How to conquer your own investment biases

Believe it or not, all investors are not entirely rational. Well, that doesn’t seem so hard to believe. But understanding common patterns of investor irrationality may help you become a better investor.

The Nobel Prize committee recently added some weight to this by awarding the economics prize to two college professors in the United States who have been pioneers in explaining how human behavior and investing interact. The work of award winners Daniel Kahneman at Princeton University and Vernon Smith at George Mason University, among others, deserves to be read by all serious investors who want to learn how to recognize their own biases and faults.

For instance, Kahneman broke ground over 20 years ago by identifying a behavior known as “myopic loss aversion.” The concept is simple: he found that investors are more averse to selling a stock at a loss than selling it at a profit. But this unwillingness to realize a loss can hurt investors in cases where it is more logical to take a loss and deploy their money elsewhere.

“Hindsight bias” is another common problem for investors who believe the past will repeat itself almost immediately. This leads them to favor the types of investments that have done well recently, even though winning streaks enjoyed by individual asset classes always come to an end. Such behavior prompted many investors to throw money into technology stocks in early 2000 just as the four-year tech stock boom was at an end. And it probably has many investors putting new cash into bonds this year, even though bonds have had a three-year run and are at their best levels in many years.
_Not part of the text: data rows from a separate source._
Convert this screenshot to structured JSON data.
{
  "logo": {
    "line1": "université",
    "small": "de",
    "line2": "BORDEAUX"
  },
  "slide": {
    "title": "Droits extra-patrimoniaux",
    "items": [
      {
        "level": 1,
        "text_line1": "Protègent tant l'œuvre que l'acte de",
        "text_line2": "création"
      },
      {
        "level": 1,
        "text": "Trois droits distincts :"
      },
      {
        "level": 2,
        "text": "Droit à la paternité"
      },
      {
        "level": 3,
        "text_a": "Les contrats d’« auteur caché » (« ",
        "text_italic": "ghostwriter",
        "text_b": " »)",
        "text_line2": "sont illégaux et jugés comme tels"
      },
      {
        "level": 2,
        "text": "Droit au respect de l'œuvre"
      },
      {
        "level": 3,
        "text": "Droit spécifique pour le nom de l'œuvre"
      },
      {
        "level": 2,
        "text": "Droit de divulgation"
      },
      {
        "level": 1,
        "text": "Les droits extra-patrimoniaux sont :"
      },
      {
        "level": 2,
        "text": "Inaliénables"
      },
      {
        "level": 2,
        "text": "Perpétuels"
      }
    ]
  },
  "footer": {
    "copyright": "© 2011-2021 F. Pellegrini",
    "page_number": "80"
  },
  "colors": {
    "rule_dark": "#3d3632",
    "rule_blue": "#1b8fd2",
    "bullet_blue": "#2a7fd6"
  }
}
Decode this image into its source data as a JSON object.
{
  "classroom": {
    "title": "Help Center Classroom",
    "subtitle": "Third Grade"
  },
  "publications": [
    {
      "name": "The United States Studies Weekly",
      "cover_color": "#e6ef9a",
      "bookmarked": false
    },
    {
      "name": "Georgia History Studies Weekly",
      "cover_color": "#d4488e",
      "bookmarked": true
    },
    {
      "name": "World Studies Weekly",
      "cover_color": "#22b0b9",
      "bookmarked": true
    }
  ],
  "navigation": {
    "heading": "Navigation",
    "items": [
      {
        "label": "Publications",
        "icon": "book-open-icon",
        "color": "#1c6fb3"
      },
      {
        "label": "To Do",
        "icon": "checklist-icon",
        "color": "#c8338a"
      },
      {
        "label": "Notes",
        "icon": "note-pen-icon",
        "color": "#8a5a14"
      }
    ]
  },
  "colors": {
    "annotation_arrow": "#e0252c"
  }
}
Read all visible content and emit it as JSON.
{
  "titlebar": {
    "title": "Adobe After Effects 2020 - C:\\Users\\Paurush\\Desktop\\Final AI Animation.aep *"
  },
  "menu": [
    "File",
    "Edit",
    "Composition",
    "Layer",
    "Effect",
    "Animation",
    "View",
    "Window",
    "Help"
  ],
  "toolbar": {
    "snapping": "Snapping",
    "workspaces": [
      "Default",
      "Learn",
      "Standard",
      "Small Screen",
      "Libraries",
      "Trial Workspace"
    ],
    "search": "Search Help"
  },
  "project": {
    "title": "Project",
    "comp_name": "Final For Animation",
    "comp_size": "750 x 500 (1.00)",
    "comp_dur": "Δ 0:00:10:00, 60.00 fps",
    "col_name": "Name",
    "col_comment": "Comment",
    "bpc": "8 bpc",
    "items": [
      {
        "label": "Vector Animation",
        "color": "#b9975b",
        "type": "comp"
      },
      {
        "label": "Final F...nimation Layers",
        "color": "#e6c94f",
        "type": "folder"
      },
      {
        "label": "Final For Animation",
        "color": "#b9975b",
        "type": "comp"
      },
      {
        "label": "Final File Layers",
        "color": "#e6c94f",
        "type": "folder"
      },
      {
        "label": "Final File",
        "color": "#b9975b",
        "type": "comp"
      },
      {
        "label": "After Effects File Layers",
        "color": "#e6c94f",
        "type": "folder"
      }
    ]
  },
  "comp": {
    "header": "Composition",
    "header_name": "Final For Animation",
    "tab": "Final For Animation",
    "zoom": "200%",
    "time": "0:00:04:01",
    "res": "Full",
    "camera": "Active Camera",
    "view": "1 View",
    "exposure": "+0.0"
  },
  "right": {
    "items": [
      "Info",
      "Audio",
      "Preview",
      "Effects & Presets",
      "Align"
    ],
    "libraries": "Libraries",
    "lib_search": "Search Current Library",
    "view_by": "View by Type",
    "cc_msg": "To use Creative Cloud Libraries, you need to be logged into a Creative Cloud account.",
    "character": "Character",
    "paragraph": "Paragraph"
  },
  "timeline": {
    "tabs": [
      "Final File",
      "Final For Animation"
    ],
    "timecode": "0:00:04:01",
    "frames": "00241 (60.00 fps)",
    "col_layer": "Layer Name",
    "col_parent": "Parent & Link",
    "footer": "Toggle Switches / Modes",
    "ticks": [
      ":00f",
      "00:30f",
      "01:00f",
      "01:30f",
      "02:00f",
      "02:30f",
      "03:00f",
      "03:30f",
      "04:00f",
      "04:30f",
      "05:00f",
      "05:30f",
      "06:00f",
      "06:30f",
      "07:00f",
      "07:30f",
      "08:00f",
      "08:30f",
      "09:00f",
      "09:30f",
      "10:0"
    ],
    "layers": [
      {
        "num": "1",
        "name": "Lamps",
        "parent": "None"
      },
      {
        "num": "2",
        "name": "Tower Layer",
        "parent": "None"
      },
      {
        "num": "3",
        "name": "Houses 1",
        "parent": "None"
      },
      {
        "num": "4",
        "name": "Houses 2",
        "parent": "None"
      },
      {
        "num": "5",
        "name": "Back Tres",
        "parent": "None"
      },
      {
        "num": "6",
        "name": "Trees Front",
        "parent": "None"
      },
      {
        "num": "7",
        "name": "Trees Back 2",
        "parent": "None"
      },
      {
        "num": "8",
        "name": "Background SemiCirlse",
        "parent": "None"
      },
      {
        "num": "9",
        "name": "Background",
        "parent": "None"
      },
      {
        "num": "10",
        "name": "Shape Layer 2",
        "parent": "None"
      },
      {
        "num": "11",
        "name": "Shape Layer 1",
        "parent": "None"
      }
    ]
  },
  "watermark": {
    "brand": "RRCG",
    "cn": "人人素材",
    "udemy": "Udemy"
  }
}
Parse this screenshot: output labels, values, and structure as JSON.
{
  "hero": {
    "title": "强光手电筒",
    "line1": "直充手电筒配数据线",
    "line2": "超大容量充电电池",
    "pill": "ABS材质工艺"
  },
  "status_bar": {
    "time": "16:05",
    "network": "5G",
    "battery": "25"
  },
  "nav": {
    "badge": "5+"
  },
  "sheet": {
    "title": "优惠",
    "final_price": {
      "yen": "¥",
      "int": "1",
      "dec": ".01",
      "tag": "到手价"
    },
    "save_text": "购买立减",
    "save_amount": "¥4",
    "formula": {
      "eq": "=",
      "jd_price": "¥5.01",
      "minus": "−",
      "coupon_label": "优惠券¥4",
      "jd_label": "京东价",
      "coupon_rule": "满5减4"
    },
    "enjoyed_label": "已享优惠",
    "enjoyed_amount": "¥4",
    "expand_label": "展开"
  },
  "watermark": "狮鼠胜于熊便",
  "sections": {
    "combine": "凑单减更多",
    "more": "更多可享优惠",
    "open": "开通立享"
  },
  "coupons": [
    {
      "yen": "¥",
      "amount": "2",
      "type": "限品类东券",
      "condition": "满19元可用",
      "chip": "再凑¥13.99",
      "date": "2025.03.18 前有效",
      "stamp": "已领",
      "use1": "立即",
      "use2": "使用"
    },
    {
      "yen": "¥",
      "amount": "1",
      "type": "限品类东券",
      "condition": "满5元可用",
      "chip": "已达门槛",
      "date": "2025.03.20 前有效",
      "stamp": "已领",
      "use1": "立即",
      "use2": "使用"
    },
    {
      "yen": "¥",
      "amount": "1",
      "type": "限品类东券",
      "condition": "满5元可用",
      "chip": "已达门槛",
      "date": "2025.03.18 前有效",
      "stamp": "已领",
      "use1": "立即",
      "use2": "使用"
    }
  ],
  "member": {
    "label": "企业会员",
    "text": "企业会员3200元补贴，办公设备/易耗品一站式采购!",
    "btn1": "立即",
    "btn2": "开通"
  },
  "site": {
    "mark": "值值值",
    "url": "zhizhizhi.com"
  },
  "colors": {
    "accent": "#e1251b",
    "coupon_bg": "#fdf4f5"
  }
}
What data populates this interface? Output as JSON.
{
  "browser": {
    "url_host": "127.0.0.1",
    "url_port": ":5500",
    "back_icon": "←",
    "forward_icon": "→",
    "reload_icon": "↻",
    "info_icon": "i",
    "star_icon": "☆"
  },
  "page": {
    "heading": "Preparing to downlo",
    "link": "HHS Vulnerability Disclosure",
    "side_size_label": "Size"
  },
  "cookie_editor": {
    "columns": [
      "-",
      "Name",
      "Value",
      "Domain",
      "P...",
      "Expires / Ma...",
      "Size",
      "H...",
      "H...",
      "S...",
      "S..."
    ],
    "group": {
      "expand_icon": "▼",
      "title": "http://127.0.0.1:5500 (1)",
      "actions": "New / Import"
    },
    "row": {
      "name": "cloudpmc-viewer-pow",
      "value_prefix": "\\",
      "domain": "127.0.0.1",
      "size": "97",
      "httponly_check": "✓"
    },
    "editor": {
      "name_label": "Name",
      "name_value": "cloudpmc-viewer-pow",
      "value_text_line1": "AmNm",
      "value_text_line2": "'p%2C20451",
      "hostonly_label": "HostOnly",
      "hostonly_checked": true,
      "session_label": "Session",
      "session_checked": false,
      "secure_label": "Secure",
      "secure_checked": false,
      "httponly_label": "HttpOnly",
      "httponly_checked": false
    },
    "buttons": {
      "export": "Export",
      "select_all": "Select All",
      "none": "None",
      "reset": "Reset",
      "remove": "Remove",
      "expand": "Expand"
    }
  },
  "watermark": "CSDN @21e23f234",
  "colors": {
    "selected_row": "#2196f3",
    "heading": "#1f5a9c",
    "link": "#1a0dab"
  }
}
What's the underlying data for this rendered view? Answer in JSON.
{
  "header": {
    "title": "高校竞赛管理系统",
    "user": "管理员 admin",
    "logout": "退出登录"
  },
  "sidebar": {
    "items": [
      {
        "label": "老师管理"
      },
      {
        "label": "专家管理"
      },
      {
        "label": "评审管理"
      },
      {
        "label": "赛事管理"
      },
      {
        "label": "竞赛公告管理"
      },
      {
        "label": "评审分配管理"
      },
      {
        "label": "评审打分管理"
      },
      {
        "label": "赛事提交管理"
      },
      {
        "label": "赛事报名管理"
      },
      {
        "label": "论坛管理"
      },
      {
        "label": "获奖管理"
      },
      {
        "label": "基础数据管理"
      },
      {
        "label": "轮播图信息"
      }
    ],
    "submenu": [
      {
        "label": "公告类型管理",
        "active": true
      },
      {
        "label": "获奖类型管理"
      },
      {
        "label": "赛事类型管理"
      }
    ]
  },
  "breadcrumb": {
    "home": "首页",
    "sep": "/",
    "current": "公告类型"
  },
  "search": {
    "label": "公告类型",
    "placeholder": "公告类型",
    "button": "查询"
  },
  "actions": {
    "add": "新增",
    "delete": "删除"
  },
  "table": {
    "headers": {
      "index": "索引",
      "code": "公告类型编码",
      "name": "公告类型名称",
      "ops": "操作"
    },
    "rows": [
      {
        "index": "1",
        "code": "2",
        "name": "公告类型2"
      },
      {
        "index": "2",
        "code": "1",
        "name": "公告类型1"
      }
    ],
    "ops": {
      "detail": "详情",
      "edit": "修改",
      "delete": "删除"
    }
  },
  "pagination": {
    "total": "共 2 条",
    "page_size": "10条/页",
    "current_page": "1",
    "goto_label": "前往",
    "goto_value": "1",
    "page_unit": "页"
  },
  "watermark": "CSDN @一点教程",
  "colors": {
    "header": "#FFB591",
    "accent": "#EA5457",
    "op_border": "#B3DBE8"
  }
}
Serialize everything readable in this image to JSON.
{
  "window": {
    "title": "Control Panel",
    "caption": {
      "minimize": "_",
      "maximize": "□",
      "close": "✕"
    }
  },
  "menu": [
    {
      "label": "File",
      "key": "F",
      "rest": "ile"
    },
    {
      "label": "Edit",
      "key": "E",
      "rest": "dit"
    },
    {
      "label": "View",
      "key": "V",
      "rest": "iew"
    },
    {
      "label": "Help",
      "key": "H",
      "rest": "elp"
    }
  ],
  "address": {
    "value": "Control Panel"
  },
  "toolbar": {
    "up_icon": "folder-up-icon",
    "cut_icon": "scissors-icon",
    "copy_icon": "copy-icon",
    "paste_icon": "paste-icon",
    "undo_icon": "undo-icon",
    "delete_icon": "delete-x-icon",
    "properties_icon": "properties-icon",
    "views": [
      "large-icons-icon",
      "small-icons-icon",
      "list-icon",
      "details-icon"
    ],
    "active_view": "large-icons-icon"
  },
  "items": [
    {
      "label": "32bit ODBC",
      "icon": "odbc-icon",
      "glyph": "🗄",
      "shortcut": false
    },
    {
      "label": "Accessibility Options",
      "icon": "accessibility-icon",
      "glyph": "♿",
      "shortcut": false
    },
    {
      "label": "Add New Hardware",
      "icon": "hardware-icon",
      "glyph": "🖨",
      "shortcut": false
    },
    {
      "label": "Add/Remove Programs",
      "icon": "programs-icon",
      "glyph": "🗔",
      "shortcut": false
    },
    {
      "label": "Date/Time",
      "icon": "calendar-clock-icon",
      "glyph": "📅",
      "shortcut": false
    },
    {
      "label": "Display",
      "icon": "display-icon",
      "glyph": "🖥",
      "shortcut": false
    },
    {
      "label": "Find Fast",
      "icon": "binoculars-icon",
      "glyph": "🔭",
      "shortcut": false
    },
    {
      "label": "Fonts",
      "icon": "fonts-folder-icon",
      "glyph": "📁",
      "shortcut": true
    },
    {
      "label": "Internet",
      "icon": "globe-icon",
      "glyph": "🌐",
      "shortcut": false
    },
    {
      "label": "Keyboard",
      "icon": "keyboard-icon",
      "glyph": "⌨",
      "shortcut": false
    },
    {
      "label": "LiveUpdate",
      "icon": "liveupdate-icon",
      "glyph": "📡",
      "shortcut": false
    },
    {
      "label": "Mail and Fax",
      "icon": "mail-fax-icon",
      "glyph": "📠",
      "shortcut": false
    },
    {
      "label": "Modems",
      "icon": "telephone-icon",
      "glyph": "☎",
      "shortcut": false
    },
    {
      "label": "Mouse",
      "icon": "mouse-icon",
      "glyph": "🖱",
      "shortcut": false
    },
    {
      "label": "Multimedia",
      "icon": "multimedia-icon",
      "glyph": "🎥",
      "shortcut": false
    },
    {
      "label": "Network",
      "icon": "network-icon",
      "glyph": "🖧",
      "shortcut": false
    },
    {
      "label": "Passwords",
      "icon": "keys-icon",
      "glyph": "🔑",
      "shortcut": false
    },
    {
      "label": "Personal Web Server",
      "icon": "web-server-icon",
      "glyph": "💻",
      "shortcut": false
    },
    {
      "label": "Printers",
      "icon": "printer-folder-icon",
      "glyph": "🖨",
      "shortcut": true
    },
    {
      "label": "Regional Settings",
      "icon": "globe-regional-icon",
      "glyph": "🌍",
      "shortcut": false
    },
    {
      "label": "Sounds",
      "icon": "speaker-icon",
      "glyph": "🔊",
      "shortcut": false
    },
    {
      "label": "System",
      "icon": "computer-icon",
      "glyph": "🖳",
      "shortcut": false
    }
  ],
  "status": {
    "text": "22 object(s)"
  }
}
Yet another bias is overconfidence. Studies have shown that the majority of drivers believe their own skills are above average, even though accident statistics show that can’t be true. These investors credit themselves with investment skills they don’t have, and tend to trade too frequently.

There is controversy over whether these theories can help an investor identify securities that other investors have “mispriced.” However, investors certainly can recognize these biases themselves and learn to avoid making bad investment moves or following irrational strategies when making decisions.